Here is the source code:

import RZ2ephys
from scipy.signal import butter
def example10():
    aSignalGenerator = pipeline.SignalGenerator()
    duration = 1
    frequency = 1.0
    amplitude = 2.0
    theta = 0.0
    sampleRate = 24414
    numChannels = 32
    nyquist = sampleRate/2  
    b,a = butter(4,(10/nyquist, 500/nyquist),'bandpass')#make filter coefficients for an 10,500 Hz band pass filter
    filterCoefficients = [b,a]
    numberOfClones = 2
    
    aDatasource = pipeline.Datasource()
    aCloneDatasource = pipeline.CloneDatasource(numberOfClones)
    aDatasource.setName("Our Signal Datasource")
    aSweepFiltFiltFilterPlugin = pipeline.SweepFiltFiltFilterPlugin()
    aSweepFiltFiltFilterPlugin.setName("Our SweepFiltFiltFilterPlugin")
    aSweepFiltFiltFilterPlugin.setFilterCoeffs(filterCoefficients)
    aDisplay0 = pipeline.MplSweepDataDisplay(plt)
    aDisplay0.setName("Our Signal DataDisplay")
    aDisplay1 = pipeline.MplSweepDataDisplay(plt)
    aDisplay1.setName("Our Signal DataDisplay")
    
    aDatasource.setOutput(aCloneDatasource)
    aCloneDatasource = pipeline.CloneDatasource(numberOfClones)
    aDatasink0 = pipeline.Datasink()
    aDatasink0.setName("Our Signal Datasink")
    aDatasink1 = pipeline.Datasink()
    aDatasink1.setName("Our Signal Datasink")
    
    aDatasource.setOutput(aCloneDatasource)
    aCloneDatasource.setOutput(aDisplay0, 0)
    aDisplay0.setOutput(aDatasink0)
    aCloneDatasource.setOutput(aSweepFiltFiltFilterPlugin, 1)
    aSweepFiltFiltFilterPlugin.setOutput(aDisplay1)
    aDisplay1.setOutput(aDatasink1)
    
    for n in range(100):
        #generate multichannel data    
        time, signalBuffer = aSignalGenerator.makeNChannelSineWave(duration,frequency,amplitude, theta, sampleRate, numChannels)
        lenOfSignal = len(signalBuffer[0:,0])
        sigChunk=np.zeros(lenOfSignal*numChannels)
        sigTupel = tuple(sigChunk)
        #create MCsweep object
        data=RZ2ephys.MCsweep(sigTupel,lenOfSignal,sampleRate,0)
        for chanIdx in range(numChannels):
            data.signal[0:,chanIdx] = (signalBuffer[0:,chanIdx]+np.random.random(lenOfSignal))*np.random.random(1)
        aDataframe = pipeline.Dataframe()
        aDataframe.setFrameNumber(n)
        aDataframe.setData(data)
        aDatasource.addDataframe(aDataframe)
        aDatasource.run()

And this is what the output looks like:

originalSignal
Fig12:This is the unfiltered original signal generated in  example9() and example1()

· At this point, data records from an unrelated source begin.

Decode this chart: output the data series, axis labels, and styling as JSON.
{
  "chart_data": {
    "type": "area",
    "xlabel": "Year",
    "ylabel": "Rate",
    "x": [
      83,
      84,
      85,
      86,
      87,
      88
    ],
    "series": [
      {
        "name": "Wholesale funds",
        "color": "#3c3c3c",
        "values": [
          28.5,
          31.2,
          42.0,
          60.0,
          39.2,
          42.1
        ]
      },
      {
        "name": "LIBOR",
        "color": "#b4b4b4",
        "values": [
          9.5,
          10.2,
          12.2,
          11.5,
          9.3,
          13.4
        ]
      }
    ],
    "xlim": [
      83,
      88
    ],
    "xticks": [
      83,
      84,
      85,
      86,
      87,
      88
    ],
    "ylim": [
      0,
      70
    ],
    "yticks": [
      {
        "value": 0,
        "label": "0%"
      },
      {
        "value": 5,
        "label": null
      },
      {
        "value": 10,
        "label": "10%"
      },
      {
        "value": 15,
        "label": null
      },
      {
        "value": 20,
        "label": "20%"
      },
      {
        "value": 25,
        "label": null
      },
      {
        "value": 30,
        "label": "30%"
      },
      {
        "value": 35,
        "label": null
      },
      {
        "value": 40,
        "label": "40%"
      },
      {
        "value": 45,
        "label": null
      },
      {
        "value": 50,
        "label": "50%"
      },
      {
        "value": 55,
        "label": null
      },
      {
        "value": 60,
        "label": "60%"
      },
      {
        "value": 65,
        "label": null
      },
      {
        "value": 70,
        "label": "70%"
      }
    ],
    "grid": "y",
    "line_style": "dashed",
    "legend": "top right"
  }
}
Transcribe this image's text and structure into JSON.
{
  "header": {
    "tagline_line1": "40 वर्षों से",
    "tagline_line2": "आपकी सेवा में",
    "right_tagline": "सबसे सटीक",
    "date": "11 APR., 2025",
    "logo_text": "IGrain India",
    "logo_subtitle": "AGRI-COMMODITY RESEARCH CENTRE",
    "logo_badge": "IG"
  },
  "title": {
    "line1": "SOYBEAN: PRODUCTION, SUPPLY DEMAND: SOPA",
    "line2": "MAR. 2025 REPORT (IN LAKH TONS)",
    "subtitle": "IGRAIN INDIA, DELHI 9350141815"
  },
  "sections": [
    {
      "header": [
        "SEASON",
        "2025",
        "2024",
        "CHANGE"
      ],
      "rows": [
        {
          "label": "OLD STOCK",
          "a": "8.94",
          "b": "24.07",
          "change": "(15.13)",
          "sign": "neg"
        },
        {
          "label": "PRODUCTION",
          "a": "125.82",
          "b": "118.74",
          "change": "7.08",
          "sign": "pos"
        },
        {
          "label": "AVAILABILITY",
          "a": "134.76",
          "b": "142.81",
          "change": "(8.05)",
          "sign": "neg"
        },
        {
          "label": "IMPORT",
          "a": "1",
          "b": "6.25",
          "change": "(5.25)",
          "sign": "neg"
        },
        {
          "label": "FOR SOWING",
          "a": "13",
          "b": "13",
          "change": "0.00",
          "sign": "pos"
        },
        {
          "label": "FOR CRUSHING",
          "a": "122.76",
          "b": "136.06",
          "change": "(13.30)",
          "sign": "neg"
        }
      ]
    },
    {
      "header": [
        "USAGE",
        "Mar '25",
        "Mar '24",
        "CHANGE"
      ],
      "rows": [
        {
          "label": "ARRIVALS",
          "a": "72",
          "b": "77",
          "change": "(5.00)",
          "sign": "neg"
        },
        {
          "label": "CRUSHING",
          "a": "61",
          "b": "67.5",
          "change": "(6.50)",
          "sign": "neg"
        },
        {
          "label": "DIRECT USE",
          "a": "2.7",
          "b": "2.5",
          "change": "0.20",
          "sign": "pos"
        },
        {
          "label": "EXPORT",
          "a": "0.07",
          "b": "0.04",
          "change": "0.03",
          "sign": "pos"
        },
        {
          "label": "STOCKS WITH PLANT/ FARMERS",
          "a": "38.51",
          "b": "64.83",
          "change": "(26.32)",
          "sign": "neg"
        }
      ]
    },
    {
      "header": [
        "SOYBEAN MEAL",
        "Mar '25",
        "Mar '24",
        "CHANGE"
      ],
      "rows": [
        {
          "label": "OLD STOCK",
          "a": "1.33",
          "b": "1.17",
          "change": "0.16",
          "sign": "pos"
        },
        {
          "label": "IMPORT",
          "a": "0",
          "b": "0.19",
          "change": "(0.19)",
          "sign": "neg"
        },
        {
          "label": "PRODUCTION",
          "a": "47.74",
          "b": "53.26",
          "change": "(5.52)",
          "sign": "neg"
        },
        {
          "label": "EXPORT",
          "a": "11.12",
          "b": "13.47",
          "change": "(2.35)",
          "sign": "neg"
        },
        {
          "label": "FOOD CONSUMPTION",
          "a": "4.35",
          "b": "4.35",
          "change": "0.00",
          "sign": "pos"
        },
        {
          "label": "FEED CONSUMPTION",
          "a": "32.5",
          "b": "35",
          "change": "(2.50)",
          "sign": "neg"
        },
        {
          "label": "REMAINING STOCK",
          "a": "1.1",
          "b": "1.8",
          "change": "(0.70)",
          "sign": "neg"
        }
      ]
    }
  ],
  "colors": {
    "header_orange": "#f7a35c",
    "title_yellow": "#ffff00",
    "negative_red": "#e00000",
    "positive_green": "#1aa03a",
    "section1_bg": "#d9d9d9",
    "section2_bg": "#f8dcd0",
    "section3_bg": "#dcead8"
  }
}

It is important to realize that the structure of example 10 is essentially identical to example 5. Let's compare:

cloning structure
Figure13: On the left, we see the structure of example5 where we have created some random numbers and then cloned this data into two identical data streams. After that, we have multiplied the data with a constant in the left branch, and in the right branch of the pipeline, we have added a constant value. Both results were then visualized by printing them on the screen before sending the data to the datasinks.

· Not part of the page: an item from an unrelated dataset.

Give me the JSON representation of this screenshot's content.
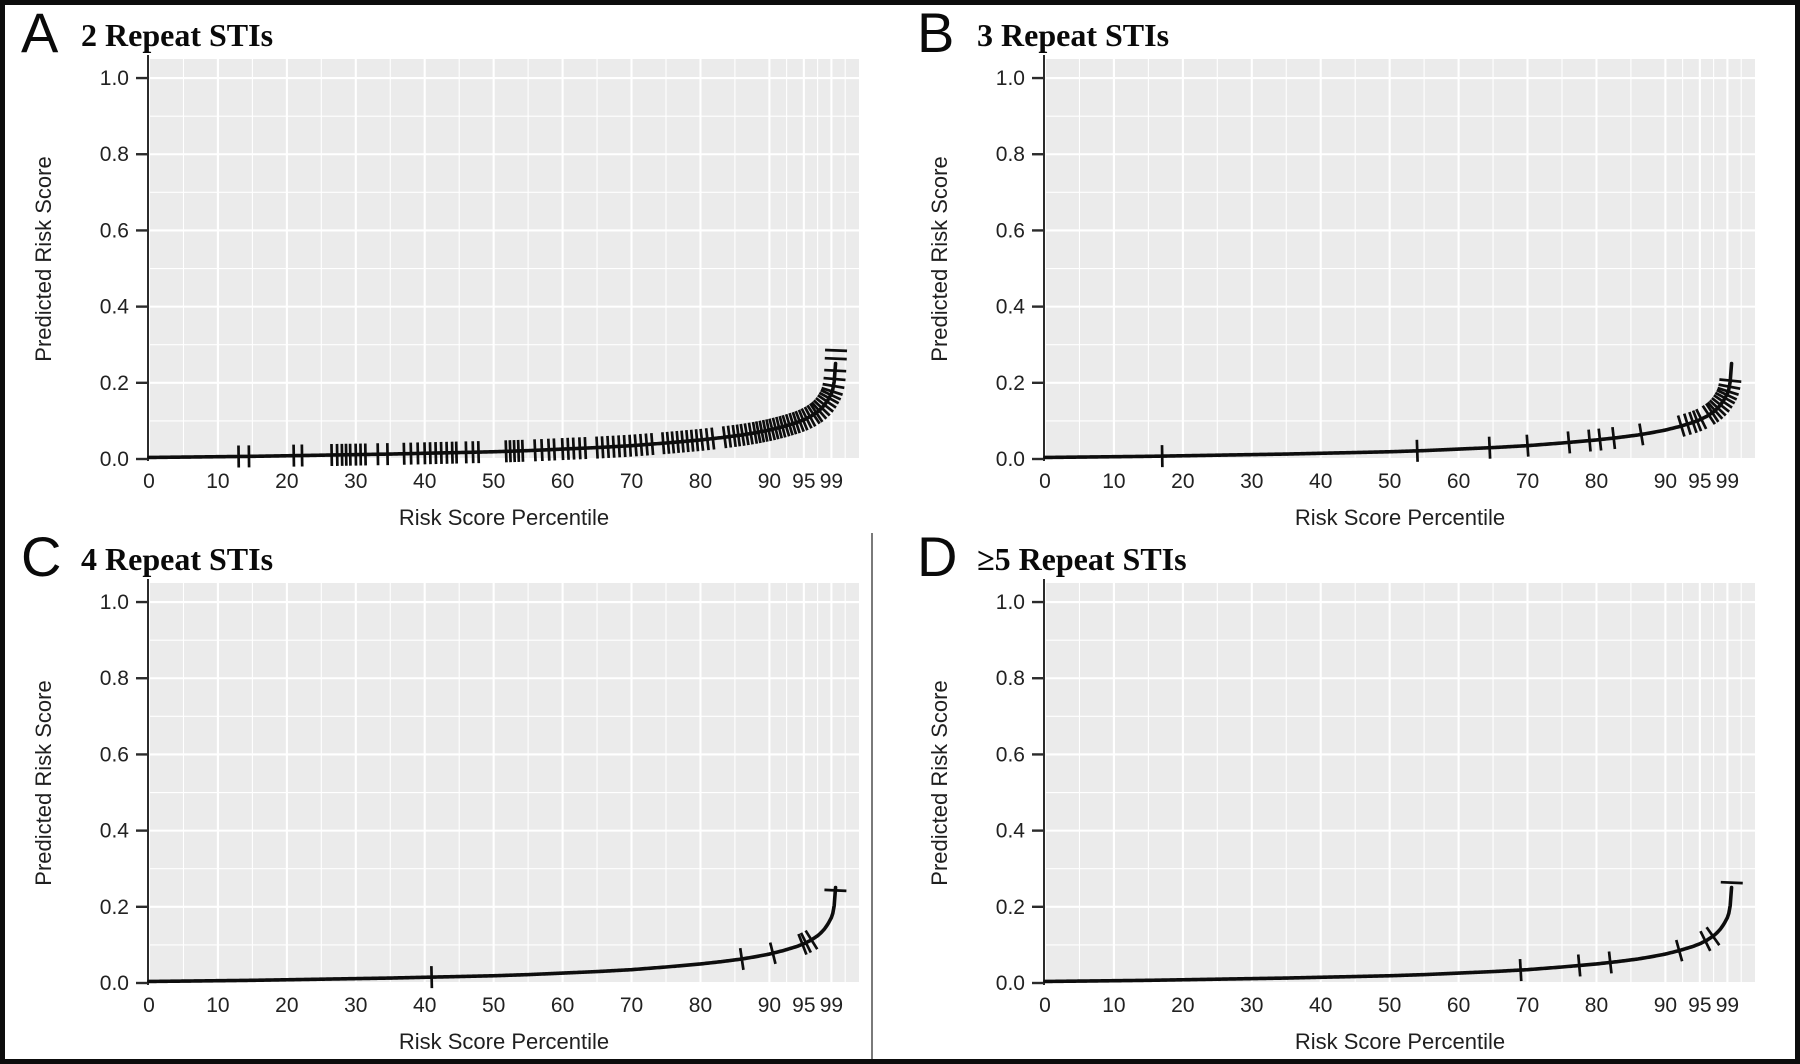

The figure on the right side shows the structure of the pipeline that we have just created in example 10. Conceptually, the structure is very similar to example 5. Instead of creating random numbers, we have created multichannel signals which are then cloned to get two identical data streams. The left branch of the pipeline filters the signals and plots the results and then sends the signals to the datasink. The right branch just plots the signals before sending them to the datasink.